Scikit-learn

This case study demonstrates how to use the marginaleffects package with Scikit-learn, to fit machine learning models.

The strategies illustrated here offers several major benefits. As we will see, marginaleffects can be used to improve the interpretability of opaque machine learning algorithms. marginaleffects also offers a formula API to fit Scikit-learn models. This can streamline the analysis workflow, by obviating the need to build X and y matrices from data frames manually.

The first code block imports necessary libraries and functions for the analysis.

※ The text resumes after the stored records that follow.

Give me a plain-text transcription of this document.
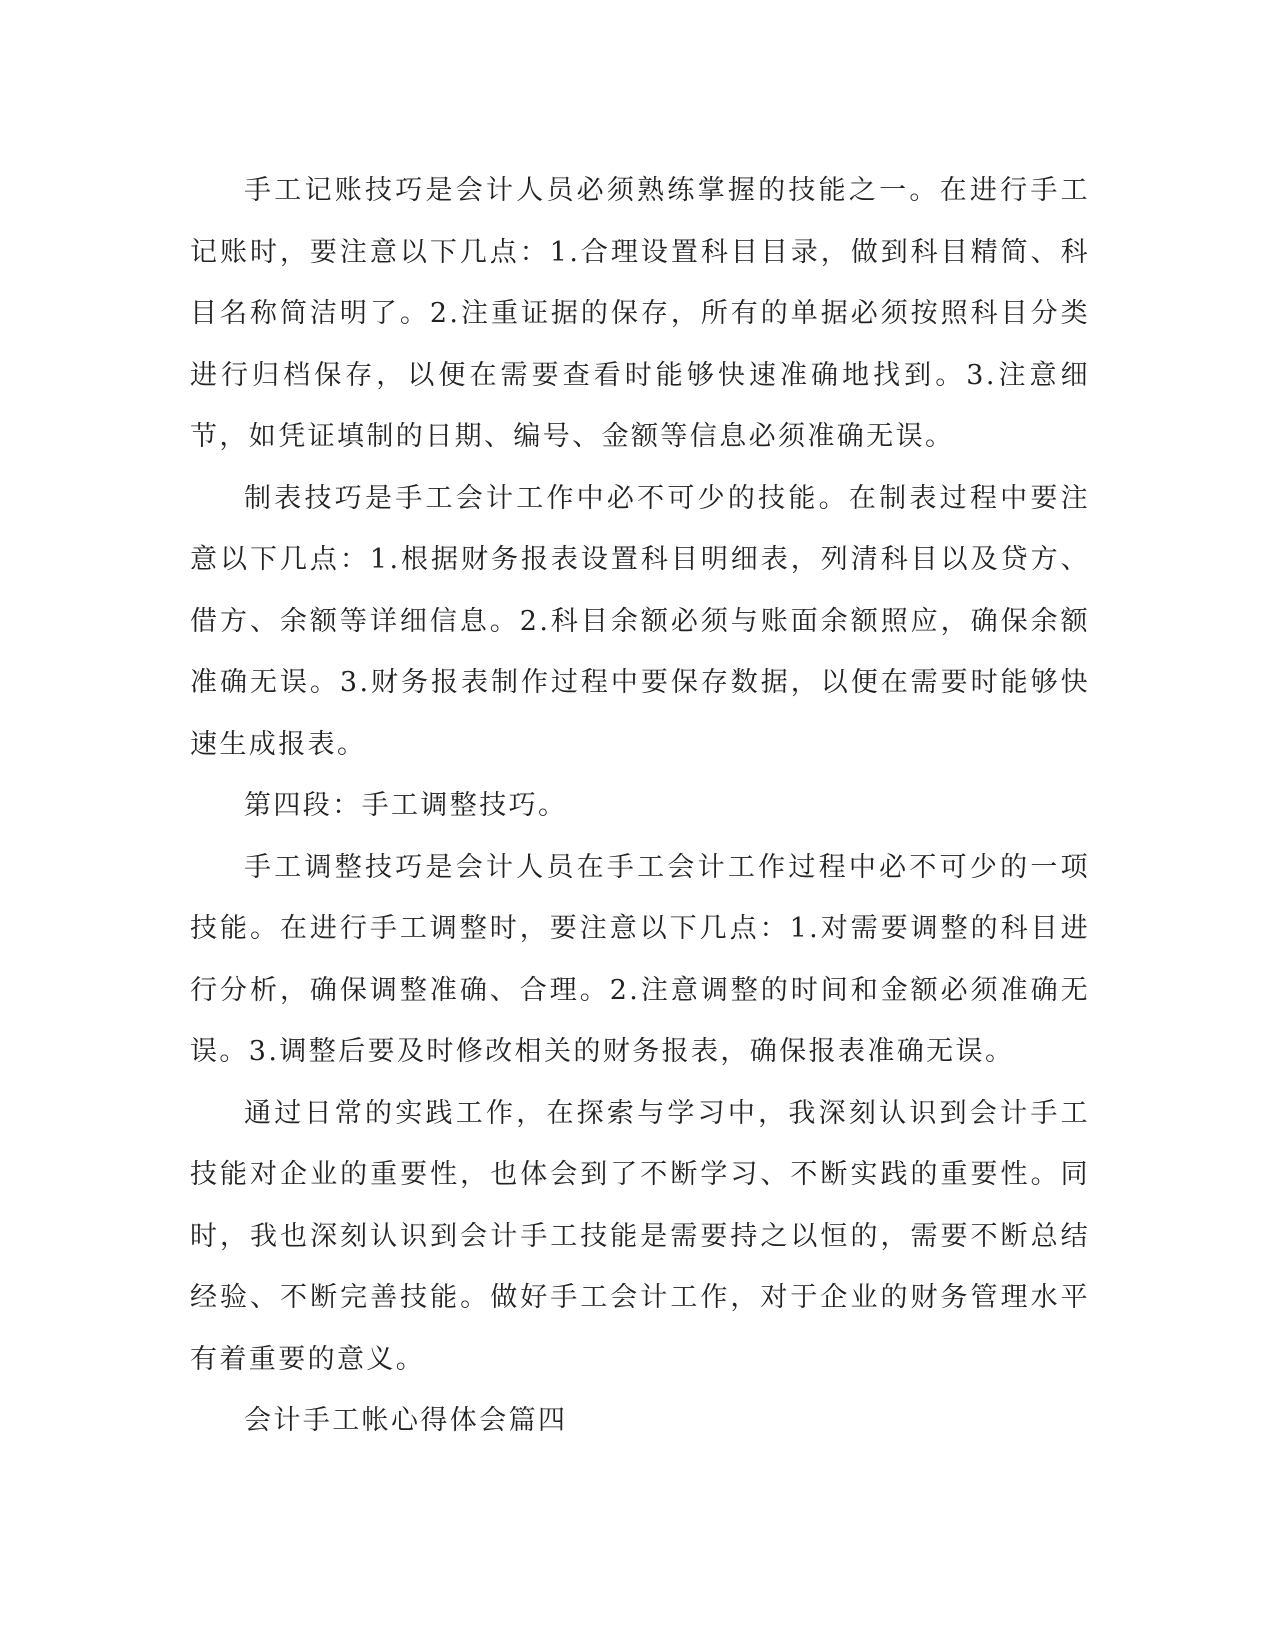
手工记账技巧是会计人员必须熟练掌握的技能之一。在进行手工记账时，要注意以下几点：1.合理设置科目目录，做到科目精简、科目名称简洁明了。2.注重证据的保存，所有的单据必须按照科目分类进行归档保存，以便在需要查看时能够快速准确地找到。3.注意细节，如凭证填制的日期、编号、金额等信息必须准确无误。

制表技巧是手工会计工作中必不可少的技能。在制表过程中要注意以下几点：1.根据财务报表设置科目明细表，列清科目以及贷方、借方、余额等详细信息。2.科目余额必须与账面余额照应，确保余额准确无误。3.财务报表制作过程中要保存数据，以便在需要时能够快速生成报表。

第四段：手工调整技巧。

手工调整技巧是会计人员在手工会计工作过程中必不可少的一项技能。在进行手工调整时，要注意以下几点：1.对需要调整的科目进行分析，确保调整准确、合理。2.注意调整的时间和金额必须准确无误。3.调整后要及时修改相关的财务报表，确保报表准确无误。

通过日常的实践工作，在探索与学习中，我深刻认识到会计手工技能对企业的重要性，也体会到了不断学习、不断实践的重要性。同时，我也深刻认识到会计手工技能是需要持之以恒的，需要不断总结经验、不断完善技能。做好手工会计工作，对于企业的财务管理水平有着重要的意义。

会计手工帐心得体会篇四
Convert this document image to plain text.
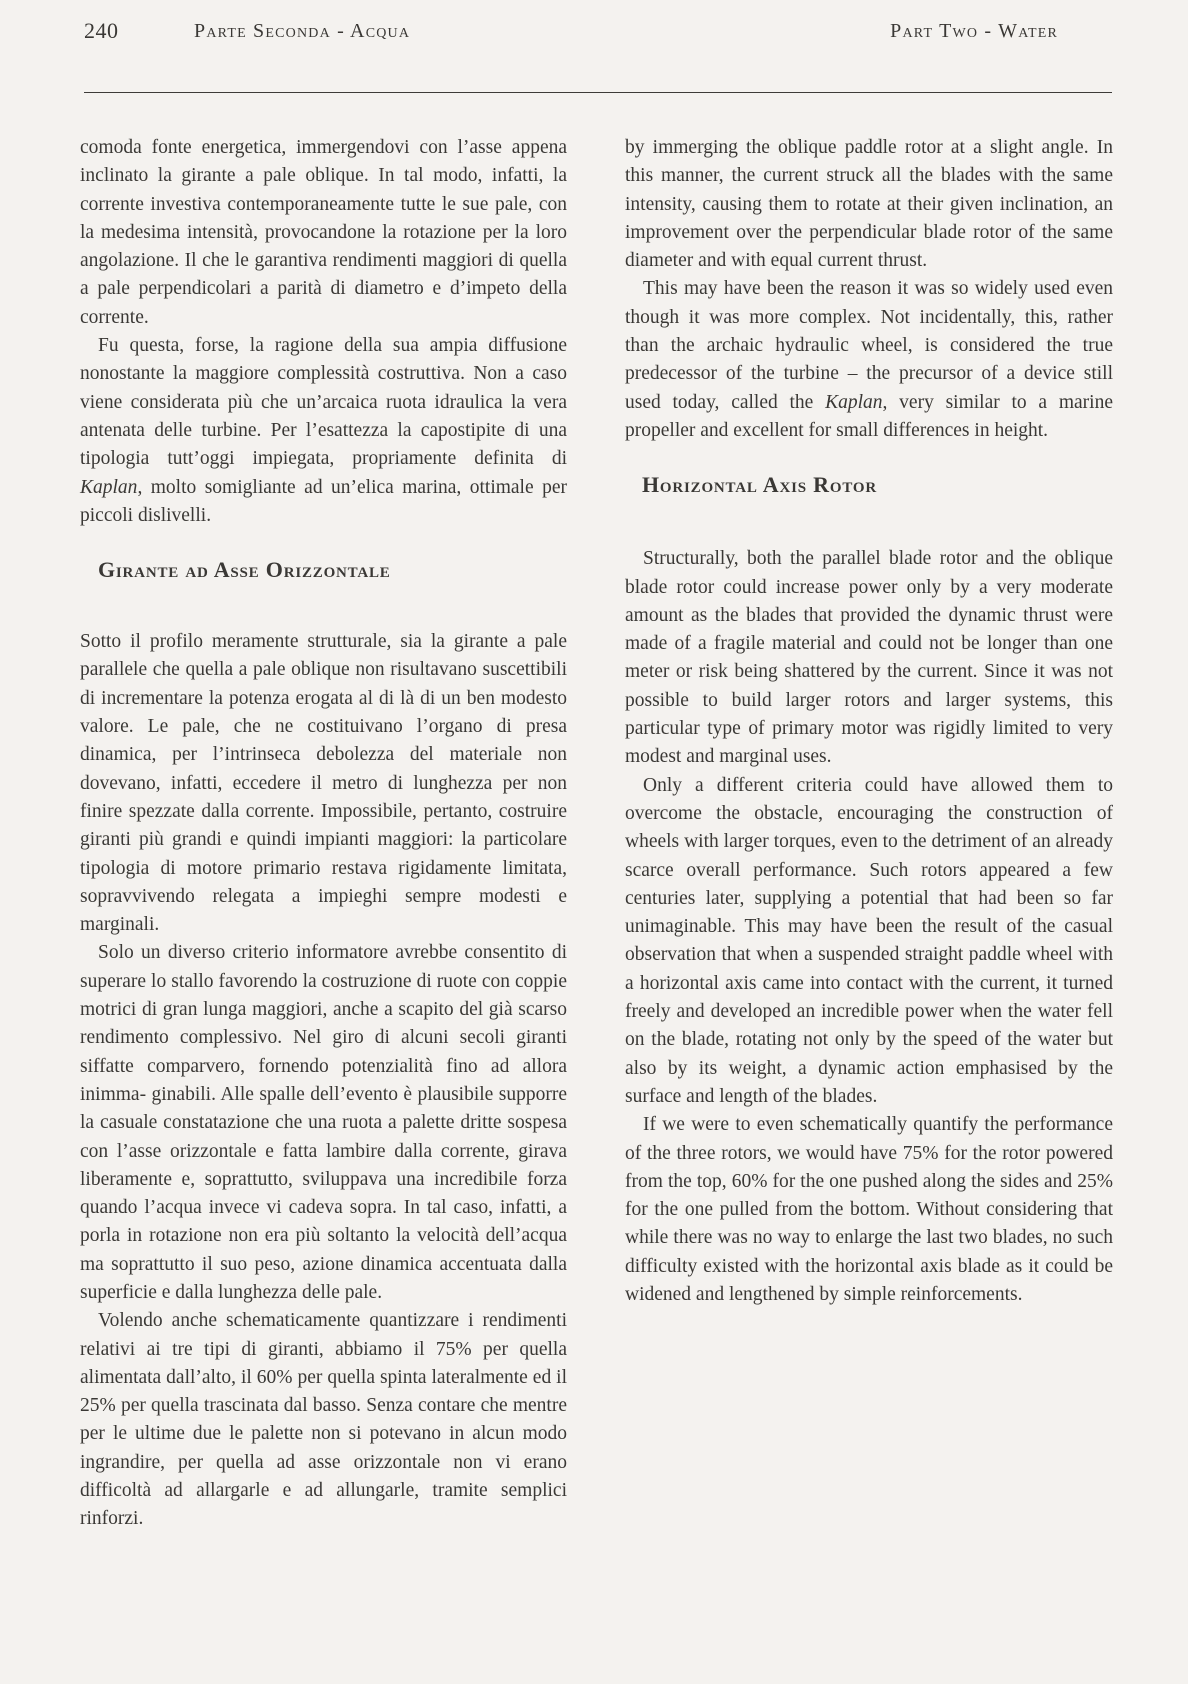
240	Parte Seconda - Acqua	Part Two - Water

comoda fonte energetica, immergendovi con l’asse appena inclinato la girante a pale oblique. In tal modo, infatti, la corrente investiva contemporaneamente tutte le sue pale, con la medesima intensità, provocandone la rotazione per la loro angolazione. Il che le garantiva rendimenti maggiori di quella a pale perpendicolari a parità di diametro e d’impeto della corrente.

Fu questa, forse, la ragione della sua ampia diffusione nonostante la maggiore complessità costruttiva. Non a caso viene considerata più che un’arcaica ruota idraulica la vera antenata delle turbine. Per l’esattezza la capostipite di una tipologia tutt’oggi impiegata, propriamente definita di Kaplan, molto somigliante ad un’elica marina, ottimale per piccoli dislivelli.

Girante ad Asse Orizzontale

Sotto il profilo meramente strutturale, sia la girante a pale parallele che quella a pale oblique non risultavano suscettibili di incrementare la potenza erogata al di là di un ben modesto valore. Le pale, che ne costituivano l’organo di presa dinamica, per l’intrinseca debolezza del materiale non dovevano, infatti, eccedere il metro di lunghezza per non finire spezzate dalla corrente. Impossibile, pertanto, costruire giranti più grandi e quindi impianti maggiori: la particolare tipologia di motore primario restava rigidamente limitata, sopravvivendo relegata a impieghi sempre modesti e marginali.

Solo un diverso criterio informatore avrebbe consentito di superare lo stallo favorendo la costruzione di ruote con coppie motrici di gran lunga maggiori, anche a scapito del già scarso rendimento complessivo. Nel giro di alcuni secoli giranti siffatte comparvero, fornendo potenzialità fino ad allora inimma- ginabili. Alle spalle dell’evento è plausibile supporre la casuale constatazione che una ruota a palette dritte sospesa con l’asse orizzontale e fatta lambire dalla corrente, girava liberamente e, soprattutto, sviluppava una incredibile forza quando l’acqua invece vi cadeva sopra. In tal caso, infatti, a porla in rotazione non era più soltanto la velocità dell’acqua ma soprattutto il suo peso, azione dinamica accentuata dalla superficie e dalla lunghezza delle pale.

Volendo anche schematicamente quantizzare i rendimenti relativi ai tre tipi di giranti, abbiamo il 75% per quella alimentata dall’alto, il 60% per quella spinta lateralmente ed il 25% per quella trascinata dal basso. Senza contare che mentre per le ultime due le palette non si potevano in alcun modo ingrandire, per quella ad asse orizzontale non vi erano difficoltà ad allargarle e ad allungarle, tramite semplici rinforzi.

by immerging the oblique paddle rotor at a slight angle. In this manner, the current struck all the blades with the same intensity, causing them to rotate at their given inclination, an improvement over the perpendicular blade rotor of the same diameter and with equal current thrust.

This may have been the reason it was so widely used even though it was more complex. Not incidentally, this, rather than the archaic hydraulic wheel, is considered the true predecessor of the turbine – the precursor of a device still used today, called the Kaplan, very similar to a marine propeller and excellent for small differences in height.

Horizontal Axis Rotor

Structurally, both the parallel blade rotor and the oblique blade rotor could increase power only by a very moderate amount as the blades that provided the dynamic thrust were made of a fragile material and could not be longer than one meter or risk being shattered by the current. Since it was not possible to build larger rotors and larger systems, this particular type of primary motor was rigidly limited to very modest and marginal uses.

Only a different criteria could have allowed them to overcome the obstacle, encouraging the construction of wheels with larger torques, even to the detriment of an already scarce overall performance. Such rotors appeared a few centuries later, supplying a potential that had been so far unimaginable. This may have been the result of the casual observation that when a suspended straight paddle wheel with a horizontal axis came into contact with the current, it turned freely and developed an incredible power when the water fell on the blade, rotating not only by the speed of the water but also by its weight, a dynamic action emphasised by the surface and length of the blades.

If we were to even schematically quantify the performance of the three rotors, we would have 75% for the rotor powered from the top, 60% for the one pushed along the sides and 25% for the one pulled from the bottom. Without considering that while there was no way to enlarge the last two blades, no such difficulty existed with the horizontal axis blade as it could be widened and lengthened by simple reinforcements.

from marginaleffects import *
from statsmodels.formula.api import ols
import polars.selectors as cs
from sklearn.pipeline import make_pipeline
from sklearn.model_selection import train_test_split
from sklearn.preprocessing import OneHotEncoder, FunctionTransformer
from sklearn.linear_model import LinearRegression
from sklearn.compose import make_column_transformer
from xgboost import XGBRegressor

The next code block uses the fit_sklearn() function to fit a linear regression model. We specify the dependent and independent variable using a simple formula interface, with a ~ symbol.1

The type of model we fit is determined by the engine argument. Here, we call LinearRegression() from Scikit-learn. The important requirement for engine is that it must be an object with a fit() method that accepts y and X as inputs.

The avg_predictions() function is then used to compute average predictions by the branch variable.

military = get_dataset("military")

mod_sk = fit_sklearn(
    "rank ~ officer + hisp + branch",
    data=military,
    engine=LinearRegression(),
)

Finally, we can feed the resulting object to any marginaleffects function. For instance, this code computes average predicted rank for each branch of the military.

avg_predictions(mod_sk, by="branch")
shape: (4, 2)
branch estimate
enum f64
"air force" 0.19714
"army" 0.165827
"marine corps" 0.105712
"navy" 0.159498

The following code block shows how to achieve equivalent results using statsmodels for fitting the linear regression model and computing average predictions.

mod_sm = ols(
    "rank ~ officer + hisp + branch",
    data=military.to_pandas()).fit()
avg_predictions(mod_sm, by="branch")
shape: (4, 8)
branch estimate std_error statistic p_value s_value conf_low conf_high
enum f64 f64 f64 f64 f64 f64 f64
"air force" 6.331187 0.002972 2130.172269 0.0 inf 6.325362 6.337013
"army" 6.221938 0.002295 2710.822476 0.0 inf 6.217439 6.226437
"marine corps" 5.781668 0.003798 1522.165211 0.0 inf 5.774223 5.789112
"navy" 6.264098 0.003005 2084.604412 0.0 inf 6.258209 6.269988

Now, we switch to using XGBoost to make predictions and counterfactual-comparisons in a test set. Instead of using the formula interface, we will define a Scikit-learn pipeline and define a custom selector function.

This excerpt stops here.